Yes, staying healthy is important. Sleep is important. Eating a good and balanced diet is important. Moving your body in a way that feels good, that serves you mentally and physically, is important. None of that has to do with weight.
During this time, you need to do whatever is healthy, mentally and physically, for you.
Just because Karen manages her mental health by running 25 kilometers every morning, refueling with a smoothie bowl, and doing back to back Zoom HIIT classes everyday, does not mean you can’t eat the cookies your sister baked.

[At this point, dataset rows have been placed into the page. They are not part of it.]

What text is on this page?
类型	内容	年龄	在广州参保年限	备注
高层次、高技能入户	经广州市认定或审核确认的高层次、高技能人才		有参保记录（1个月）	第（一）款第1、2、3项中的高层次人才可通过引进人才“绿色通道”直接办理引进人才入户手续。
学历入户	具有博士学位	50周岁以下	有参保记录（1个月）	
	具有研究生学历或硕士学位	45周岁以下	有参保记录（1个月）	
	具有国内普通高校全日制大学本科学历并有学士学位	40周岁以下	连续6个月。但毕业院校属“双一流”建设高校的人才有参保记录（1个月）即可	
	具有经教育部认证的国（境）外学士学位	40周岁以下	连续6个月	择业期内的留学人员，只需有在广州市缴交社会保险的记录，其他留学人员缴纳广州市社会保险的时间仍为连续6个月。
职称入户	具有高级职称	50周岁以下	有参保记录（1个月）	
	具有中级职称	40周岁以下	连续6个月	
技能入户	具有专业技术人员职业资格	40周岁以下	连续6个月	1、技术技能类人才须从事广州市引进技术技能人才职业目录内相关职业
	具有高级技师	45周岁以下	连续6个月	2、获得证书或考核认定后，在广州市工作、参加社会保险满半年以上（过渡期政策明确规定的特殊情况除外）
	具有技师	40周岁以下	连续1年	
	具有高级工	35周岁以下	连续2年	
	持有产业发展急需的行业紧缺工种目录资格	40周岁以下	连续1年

Meet yourself where you are at. Get some fresh air, (while being safe and social distancing), move your body in a way that feels good, for however long or short you have. Watch your favourite Netflix shows (Schitt’s Creek is my latest obsession), read that book (Harry Potter- any one) that’s been sitting on your nightstand for a year and a half, start that craft or hobby that you’ve been threatening to do when things “calm down”, or bake some bread (or cinnamon buns!), because God knows you have the time to wait for yeast to rise right now,
The worst thing that might happen is you put on a couple pounds. Its not like you are training for the olympics. And even if you are, you’ve got at least a whole year to get back in competing form for when the olympics have been rescheduled in 2021.
Health is not the same as fitness. Health is not gaining or losing weight. As long as you are nourishing your mind, your body, and your emotional well-being during this isolation, the “quarantine-fifteen'“ got nothing on you.